Eso sí para fundar el mentado club, necesita hacerse de los homosexuales de clientes, algo que le resulta difícil, porque como ya se mencionó, el hombre es como muy pero muy homofóbico. Buscará la ayuda de Rayon, una transexual a la que conoció en el hospital. Con el tiempo pasarán de socios a respetarse, a ser amigos. Y es por esto que digo que la realidad no solo subvierte sino que también confirma algunos preceptos narrativos. Películas de amigos desparejos, en apariencia irreconciliables hay muchas, tantas, que hasta se las considera un género, las buddy movies. Pero aquí el periplo que va desde que se conocen en el hospital hasta la última escena que comparten parece no difícil o improbable sino sencillamente imposible, por sus idiosincrasias, sus pasados, sus visiones del mundo y sin embargo se dio, fue una relación que nació, creció y se afianzó. Sí, sí, ya sé, en la realidad la necesidad tiene cara de hereje, se puede ser cómplices, pero como aquí al respeto, a la aceptación de la diferencia no se suele llegar.


Del 80 al 85 contra el sida se hizo poco o nada. Aquí se cuenta la visión de estos dos personajes para quienes la FDA y el AZT son los malos malísimos de toda villanía. Dicen los que saben del tema que tanto ni tan poco. En el propio film, por ejemplo, los cartelitos finales aclaran que el AZT terminó por ser miembro de la cura. Claro, no hay que olvidar que esta película no es la historia de la lucha contra el sida sino la peripecia de dos víctimas que se convirtieron en luchadores.

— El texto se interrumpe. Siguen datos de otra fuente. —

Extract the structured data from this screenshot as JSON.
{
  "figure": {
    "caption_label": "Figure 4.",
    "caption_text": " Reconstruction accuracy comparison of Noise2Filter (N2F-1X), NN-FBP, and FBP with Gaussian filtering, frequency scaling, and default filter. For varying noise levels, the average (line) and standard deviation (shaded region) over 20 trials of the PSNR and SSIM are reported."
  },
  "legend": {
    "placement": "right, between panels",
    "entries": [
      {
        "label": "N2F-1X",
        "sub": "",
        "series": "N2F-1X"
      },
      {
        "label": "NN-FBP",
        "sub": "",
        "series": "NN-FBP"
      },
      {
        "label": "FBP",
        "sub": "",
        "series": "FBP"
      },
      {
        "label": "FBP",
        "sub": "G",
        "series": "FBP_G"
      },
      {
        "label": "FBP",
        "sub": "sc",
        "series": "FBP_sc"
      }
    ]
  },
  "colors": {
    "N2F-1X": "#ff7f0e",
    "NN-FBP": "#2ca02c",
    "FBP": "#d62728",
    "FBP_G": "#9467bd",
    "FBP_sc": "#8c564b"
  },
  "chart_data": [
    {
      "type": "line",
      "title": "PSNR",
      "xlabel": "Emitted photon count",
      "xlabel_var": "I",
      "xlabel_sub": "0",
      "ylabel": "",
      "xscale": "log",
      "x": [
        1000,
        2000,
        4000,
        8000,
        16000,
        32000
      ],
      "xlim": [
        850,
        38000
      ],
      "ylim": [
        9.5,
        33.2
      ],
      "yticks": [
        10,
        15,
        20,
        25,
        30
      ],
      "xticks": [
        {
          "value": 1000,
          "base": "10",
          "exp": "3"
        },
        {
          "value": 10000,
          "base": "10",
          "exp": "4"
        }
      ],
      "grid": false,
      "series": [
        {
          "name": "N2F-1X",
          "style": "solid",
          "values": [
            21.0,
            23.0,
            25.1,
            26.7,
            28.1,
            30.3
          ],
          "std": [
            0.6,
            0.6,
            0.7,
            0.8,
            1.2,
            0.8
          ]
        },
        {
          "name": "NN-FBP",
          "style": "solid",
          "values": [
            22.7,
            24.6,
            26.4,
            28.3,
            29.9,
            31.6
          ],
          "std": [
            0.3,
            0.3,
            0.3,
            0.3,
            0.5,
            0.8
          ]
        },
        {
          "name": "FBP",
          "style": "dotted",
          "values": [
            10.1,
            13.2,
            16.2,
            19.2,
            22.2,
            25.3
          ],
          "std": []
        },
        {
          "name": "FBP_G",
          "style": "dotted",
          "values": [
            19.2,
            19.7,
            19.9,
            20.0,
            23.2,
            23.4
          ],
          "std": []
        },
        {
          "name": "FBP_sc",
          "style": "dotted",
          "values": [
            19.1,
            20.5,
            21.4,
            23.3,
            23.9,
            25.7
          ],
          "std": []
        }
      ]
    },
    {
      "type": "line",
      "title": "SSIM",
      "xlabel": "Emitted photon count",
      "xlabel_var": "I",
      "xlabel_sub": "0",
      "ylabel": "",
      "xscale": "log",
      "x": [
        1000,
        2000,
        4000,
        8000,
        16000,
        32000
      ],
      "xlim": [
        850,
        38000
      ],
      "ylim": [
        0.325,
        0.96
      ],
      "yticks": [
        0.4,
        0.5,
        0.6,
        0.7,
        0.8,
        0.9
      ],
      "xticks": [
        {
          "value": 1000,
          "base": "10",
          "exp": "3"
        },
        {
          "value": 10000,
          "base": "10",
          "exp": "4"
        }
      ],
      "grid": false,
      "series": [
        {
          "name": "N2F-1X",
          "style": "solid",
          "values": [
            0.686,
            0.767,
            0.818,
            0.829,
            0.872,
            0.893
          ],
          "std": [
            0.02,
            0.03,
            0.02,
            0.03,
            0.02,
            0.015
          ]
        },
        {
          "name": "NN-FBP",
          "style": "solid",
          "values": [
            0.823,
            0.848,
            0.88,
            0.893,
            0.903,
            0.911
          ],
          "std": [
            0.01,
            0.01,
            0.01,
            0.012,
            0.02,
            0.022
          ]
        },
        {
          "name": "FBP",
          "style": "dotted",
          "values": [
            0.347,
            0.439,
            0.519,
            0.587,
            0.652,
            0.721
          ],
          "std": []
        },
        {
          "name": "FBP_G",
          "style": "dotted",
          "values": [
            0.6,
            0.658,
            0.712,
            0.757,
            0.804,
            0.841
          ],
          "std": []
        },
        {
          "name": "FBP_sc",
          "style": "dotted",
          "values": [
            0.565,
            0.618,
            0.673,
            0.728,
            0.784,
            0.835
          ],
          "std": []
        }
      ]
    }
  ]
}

Dirigió Jean-Marc Vallée (Mis gloriosos hermanos (C.R.A.Z.Y.) 2005, La joven Victoria, 2009) con bienvenida sequedad porque los personajes y los hechos son contundentes y no necesitan subrayados. Matthew McConaughey como Ron Woodroof y Jared Leto como Rayon están perfectos y merecen todos y cada uno de los premios o nominaciones que recibieron.


En resumen, una muy buena película que ratifica, por increíble que parezca, que incluso de seres tan detestables como Ron Woodroof puede surgir algo de luz.